Some people believe that there is also a fifth taste called "umami," which is a difficult to describe taste that doesn't fall under the other four classifications. This particular flavor is said to combine with other flavors, making existing tastes more rich and intense. While the concept of a "fifth taste" is somewhat controversial in nature, Asian cooking seems more receptive to this concept.
The tongue is not the only factor in processing the flavors we perceive. The nose also plays an integral part in allowing a person's brain to recognize what is being eaten. As people chew their food, chemicals are released from the food that travel into the nasal passage, triggering the olfactory receptors to work with the tongue to decipher the "true" flavor of what a specific food should taste like. In fact, holding your nose while eating will throw off the sense of taste somewhat, as the tongue's taste buds will not be able to process the actual flavor until the nasal passages are free again.
What people may not realize, however, is that the tongue is not the only place that houses taste buds. These taste buds can not only be found on the roof of a person's mouth, but to a lesser extent, the lips, cheeks and back of the mouth. Similar to how the taste of food can be thrown off by closing off the nose, a person will notice the difference in taste without these sensory areas when one of these taste zones are accidentally burned by a piece of food that is too hot.
But there's no reason for alarm: Even on those unfortunate "burned mouth days," an average person has plenty of taste buds to spare, with a tongue potentially having eight to 10,000 sensory bumps. Those taste buds get replaced with new ones about every two weeks.
That's not to imply that our broad sense of taste lasts forever. As we get older, people lose the ability to detect tastes on the roof and sides of the mouth. The taste buds will drop to the "2,000 - 5,000" range, and will largely just remain on a person's tongue. There is some consolation, however: As the number of taste buds decrease, so does the sensitivity to certain types of foods. That means certain types of foods once considered "too strong" when a person was younger may be more palatable. It's like getting a whole new menu of foods to try (this would also likely explain an adult's tolerance of broccoli!)
Age is not the only means in which a person's taste buds can be diminished. Smoking, poor dental hygiene, lack of vitamins and certain medications can throw a person's sense of taste off. Physical and chemical changes also have an effect. Illnesses such as mouth ulcers or acid reflux can cause variations in taste, and unsafe exposure to chemicals or radiation can have long-term effects. Even gender plays a part in the number of taste buds, as females generally have more taste buds than men.

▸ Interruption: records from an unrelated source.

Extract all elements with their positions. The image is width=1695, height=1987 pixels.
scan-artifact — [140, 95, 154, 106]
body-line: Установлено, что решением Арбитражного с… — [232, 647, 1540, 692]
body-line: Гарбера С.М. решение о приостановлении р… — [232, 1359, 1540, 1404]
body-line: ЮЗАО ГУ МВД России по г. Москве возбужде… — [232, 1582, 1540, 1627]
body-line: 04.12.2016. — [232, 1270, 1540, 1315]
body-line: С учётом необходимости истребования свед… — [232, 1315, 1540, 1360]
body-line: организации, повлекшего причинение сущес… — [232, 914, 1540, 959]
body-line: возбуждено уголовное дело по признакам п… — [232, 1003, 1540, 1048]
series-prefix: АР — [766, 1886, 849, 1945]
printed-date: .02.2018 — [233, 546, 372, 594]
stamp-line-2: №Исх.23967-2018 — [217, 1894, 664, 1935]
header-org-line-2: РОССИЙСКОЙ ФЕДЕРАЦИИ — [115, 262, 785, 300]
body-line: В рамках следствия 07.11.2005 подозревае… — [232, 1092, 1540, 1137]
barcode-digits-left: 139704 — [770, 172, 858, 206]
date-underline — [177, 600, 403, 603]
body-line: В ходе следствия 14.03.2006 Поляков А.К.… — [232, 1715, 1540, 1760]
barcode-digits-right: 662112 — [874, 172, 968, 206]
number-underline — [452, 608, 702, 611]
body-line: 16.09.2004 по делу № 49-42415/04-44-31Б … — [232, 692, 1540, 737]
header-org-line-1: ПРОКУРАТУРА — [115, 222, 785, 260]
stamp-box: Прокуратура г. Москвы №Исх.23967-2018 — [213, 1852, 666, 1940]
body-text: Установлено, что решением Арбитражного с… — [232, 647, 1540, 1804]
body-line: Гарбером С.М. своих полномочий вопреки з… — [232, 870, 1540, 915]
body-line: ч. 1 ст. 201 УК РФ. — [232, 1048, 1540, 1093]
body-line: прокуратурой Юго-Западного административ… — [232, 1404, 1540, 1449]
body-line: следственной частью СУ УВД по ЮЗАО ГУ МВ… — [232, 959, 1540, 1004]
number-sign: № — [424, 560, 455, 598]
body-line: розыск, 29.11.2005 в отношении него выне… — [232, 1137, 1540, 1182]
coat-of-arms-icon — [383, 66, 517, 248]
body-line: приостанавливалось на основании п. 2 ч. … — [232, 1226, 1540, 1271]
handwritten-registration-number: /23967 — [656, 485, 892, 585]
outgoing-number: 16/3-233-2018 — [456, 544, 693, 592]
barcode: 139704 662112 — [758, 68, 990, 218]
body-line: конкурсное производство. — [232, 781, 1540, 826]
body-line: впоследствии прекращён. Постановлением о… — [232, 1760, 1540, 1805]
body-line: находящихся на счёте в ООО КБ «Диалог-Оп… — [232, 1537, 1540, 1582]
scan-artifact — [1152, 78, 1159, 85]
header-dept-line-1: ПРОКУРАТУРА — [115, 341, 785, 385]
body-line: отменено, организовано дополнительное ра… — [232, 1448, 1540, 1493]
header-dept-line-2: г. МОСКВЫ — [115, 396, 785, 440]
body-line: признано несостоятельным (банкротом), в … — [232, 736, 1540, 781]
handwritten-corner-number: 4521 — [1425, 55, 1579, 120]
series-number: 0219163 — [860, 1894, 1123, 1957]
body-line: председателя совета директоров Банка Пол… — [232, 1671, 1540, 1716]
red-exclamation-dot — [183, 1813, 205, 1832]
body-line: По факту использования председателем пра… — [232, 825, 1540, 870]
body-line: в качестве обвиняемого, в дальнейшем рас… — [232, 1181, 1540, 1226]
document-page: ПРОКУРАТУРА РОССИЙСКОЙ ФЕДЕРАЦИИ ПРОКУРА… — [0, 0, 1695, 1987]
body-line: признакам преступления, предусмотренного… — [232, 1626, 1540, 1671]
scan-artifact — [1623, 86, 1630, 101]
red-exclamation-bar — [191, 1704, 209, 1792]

While age-related loss of taste is irreversible, external factors such as treatment of illnesses and quitting smoking can make a notable difference in restoring a person's sense of taste. In fact, many smokers who have quit report a marked increase in taste.
While the utilization of a person's sense of taste is a common everyday occurrence, it's impressive to think of the amount of cooperation between the olfactory receptors of the nose and the myriad of taste buds in the mouth, which combine to create the perfect-tasting meal for us.